Dayan and Katz define media events as shared experiences that unite viewers and call their attention to a particular cause or occasion. They argue that media events interrupt the flow people's daily lives, and that such events create a rise of interpersonal communication or "fellow feeling". Furthermore, they propose that media events transform the ordinary role of the viewer into something more interactive where they adhere to the script of the event. All these principles of media events are true of benefit concerts. Benefit concerts interrupt the routine of people's lives because they occur (in most cases) for only for one night or for one week-end. Furthermore, they are broadcast as television spectacles that interrupt the regular scheduled programming on a given television network. Often, this kind of announced interruption has television viewers discussing the event with others beforehand, generating excitement around the event. Moreover, benefit concerts encourage audiences to adhere to their script, such as by phoning in donations or signing an online pledge.

== Benefit concerts and para-social interaction ==

As media events, benefit concerts are widely broadcast and seen by millions of people. (The Live Aid charity concert in 1985, for example, was seen by an estimated 1.5 billion viewers worldwide.) However, this mass dissemination is only one of the factors that contribute to the success of benefit concerts. The people who send the message for collective action are essential to a benefit concert's effectiveness.

Dayan and Katz suggest that media events are an expression of a "neo-romantic desire for heroic action", meaning that media events produce leaders who inspire collective action with belief in the "power of the people" to change the world. Benefit concerts, therefore, have the potential to raise enormous sums of money for a cause because of the para-social interaction that occurs between the performing celebrities (the leaders) and the spectating fans (the people).
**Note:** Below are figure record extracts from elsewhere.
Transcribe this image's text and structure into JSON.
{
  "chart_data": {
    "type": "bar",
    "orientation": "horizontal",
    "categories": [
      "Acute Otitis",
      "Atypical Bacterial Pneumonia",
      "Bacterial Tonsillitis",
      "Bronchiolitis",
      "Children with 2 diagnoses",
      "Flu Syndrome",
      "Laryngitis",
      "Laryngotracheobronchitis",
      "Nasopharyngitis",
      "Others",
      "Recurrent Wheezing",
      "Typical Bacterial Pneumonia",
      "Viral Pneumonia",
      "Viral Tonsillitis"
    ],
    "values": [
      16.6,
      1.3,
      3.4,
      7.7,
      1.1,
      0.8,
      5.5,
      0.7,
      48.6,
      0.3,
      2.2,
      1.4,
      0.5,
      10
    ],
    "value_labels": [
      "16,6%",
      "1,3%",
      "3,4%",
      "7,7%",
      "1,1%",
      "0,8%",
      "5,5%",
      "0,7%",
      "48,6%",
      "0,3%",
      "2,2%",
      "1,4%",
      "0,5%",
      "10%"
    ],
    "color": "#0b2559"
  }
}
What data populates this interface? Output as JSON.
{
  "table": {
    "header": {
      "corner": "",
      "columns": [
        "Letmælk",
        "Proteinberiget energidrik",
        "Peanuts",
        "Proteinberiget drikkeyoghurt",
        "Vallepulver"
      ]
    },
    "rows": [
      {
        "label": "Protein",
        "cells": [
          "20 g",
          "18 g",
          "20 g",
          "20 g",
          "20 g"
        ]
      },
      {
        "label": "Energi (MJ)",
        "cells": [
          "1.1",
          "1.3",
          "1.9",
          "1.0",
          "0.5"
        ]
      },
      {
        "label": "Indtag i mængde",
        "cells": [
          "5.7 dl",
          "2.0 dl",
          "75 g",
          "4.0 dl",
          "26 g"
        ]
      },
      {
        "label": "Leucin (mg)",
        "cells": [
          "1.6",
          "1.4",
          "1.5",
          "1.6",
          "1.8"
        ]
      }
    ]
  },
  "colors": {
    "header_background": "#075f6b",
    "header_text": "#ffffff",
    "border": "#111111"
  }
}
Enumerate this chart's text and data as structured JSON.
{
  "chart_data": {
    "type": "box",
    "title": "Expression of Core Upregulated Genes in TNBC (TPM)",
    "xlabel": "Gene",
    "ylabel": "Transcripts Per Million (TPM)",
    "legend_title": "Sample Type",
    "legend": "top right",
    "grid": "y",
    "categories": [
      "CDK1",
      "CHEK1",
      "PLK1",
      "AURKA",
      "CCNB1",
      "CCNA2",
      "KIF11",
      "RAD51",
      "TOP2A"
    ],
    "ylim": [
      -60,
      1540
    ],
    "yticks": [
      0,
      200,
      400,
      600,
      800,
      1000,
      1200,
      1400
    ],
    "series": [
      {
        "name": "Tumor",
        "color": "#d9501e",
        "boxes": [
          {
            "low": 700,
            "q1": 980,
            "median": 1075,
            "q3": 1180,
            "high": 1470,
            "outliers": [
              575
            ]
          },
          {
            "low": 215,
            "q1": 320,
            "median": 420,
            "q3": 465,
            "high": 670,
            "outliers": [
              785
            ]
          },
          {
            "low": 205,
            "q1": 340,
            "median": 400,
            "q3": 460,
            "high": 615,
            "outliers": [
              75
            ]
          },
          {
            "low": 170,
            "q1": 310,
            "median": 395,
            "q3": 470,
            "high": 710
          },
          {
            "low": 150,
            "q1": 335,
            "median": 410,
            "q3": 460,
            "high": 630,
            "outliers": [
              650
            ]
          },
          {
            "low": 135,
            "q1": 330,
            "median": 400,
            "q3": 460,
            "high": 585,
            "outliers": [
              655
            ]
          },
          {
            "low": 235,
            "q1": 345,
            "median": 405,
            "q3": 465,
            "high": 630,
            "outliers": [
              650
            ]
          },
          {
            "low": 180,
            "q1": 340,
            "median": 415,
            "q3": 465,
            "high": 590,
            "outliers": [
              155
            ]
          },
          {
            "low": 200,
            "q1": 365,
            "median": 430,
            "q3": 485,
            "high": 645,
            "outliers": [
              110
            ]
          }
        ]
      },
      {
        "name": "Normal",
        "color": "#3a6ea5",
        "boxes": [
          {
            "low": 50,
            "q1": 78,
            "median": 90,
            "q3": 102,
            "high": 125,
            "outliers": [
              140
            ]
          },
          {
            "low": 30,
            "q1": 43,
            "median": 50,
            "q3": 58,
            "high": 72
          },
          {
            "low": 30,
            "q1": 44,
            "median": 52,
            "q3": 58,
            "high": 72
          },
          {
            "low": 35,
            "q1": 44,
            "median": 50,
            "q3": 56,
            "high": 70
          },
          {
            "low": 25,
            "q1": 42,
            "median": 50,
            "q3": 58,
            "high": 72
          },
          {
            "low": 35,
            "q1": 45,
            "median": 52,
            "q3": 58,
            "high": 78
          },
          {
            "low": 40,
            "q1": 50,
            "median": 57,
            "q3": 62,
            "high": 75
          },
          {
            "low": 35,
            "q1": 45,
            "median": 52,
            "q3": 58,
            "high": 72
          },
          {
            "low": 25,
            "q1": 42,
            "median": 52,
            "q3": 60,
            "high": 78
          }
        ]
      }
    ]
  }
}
Dan Laughey describes para-social interaction as "the apparent familiarity between media personalities and audiences". Seeing a favourite celebrity support a cause can influence fans to support the same cause—not because the cause is significant to the fans, but because it seems significant to the artist. To feel connected to a celebrity, fans are likely to participate in activities the celebrity considers important. For example, if a benefit concert starred unknown musicians performing songs for unknown people in Africa, the incentive for viewers to donate would be minimal. Bob Geldof, the founder of Live Aid, is aware of the need of familiarity and para-social interaction on behalf of the viewer. When criticised for not inviting enough African performers to play at Live Aid (of which the main purpose was famine relief for Africa), Geldof commented that only popular musicians were invited to play at the show because unfamiliar artists would cause viewers to lose interest and "switch off". In seeing the familiar face of their beloved artist on stage endorsing a cause, fans feel more compelled to support the cause.

==Criticisms==
Criticisms against benefit concerts go further than just criticizing the intentions of the celebrities involved. Some argue that benefit concerts are a wrong response for tragedies because the atmosphere involved on them is not one of mourning. Further criticism comes from those who argue that Geldofism turns celebrities into the only legitimate spokespeople for a cause, robbing the NGOs of the possibilities to speak up for a cause.